Hoe beoordeel ik het kredietrisico in derivaten?
Bij het beoordelen van het kredietrisico in derivaten moeten beleggers omgaan met twee soorten kredietblootstelling, huidige blootstelling en potentiële blootstelling. De marktwaarde van een contract, die de vervangingskosten aangeeft in geval van wanbetaling door de tegenpartij, bepaalt het huidige kredietrisico. Beleggers kunnen schattingen van toekomstige vervangingskosten, of de potentiële blootstelling, berekenen met behulp van verschillende waarschijnlijkheidsanalysetests, zoals optiewaarderingsmodellen, historische simulatiestudies en Monte Carlo-studies. Deze tests bieden twee manieren om de potentiële blootstelling te schatten, de maximale blootstelling en de verwachte blootstelling. Kredietrisico in derivaten verandert gedurende de looptijd van het contract als de variabelen van het onderliggende contract veranderen.

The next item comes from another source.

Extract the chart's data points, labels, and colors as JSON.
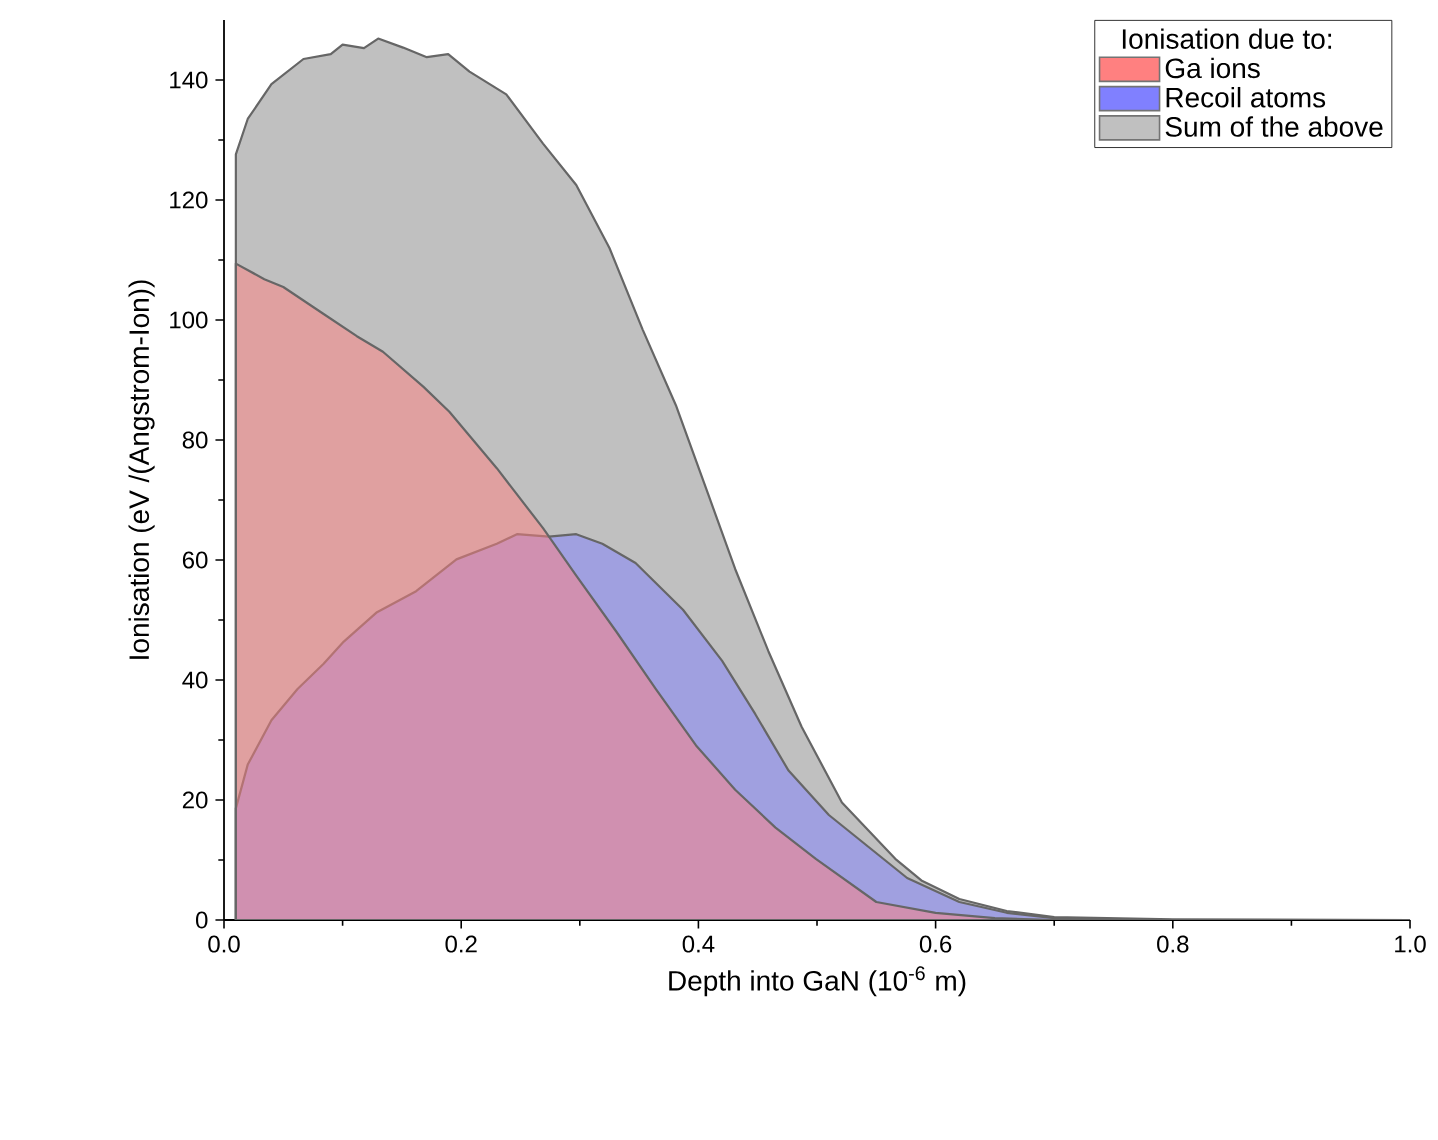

Het huidige kredietrisico in derivaten is de eenvoudigste analyse om te voltooien, aangezien de huidige waarde van een contract de huidige blootstelling bepaalt. Als een belegger bijvoorbeeld een USD 200 miljoen (USD) aangaat, een renteswap op vijf jaar waarbij de tegenpartij hem een vaste rente van vijf procent betaalt en de tegenpartij een variabele rente van de aangeboden Londense interbank betaalt Tarief (LIBOR), dan zijn de huidige vervangingskosten nul op het moment van uitvoering. De marktwaarde van een swap van vier jaar is een jaar later 4,25 procent. Als de tegenpartij een jaar in het contract tekortschiet, is de huidige blootstelling of vervangingskosten vier jaar lang één 0,75 procent per jaar en alle verschuldigde onbetaalde swapbetalingen.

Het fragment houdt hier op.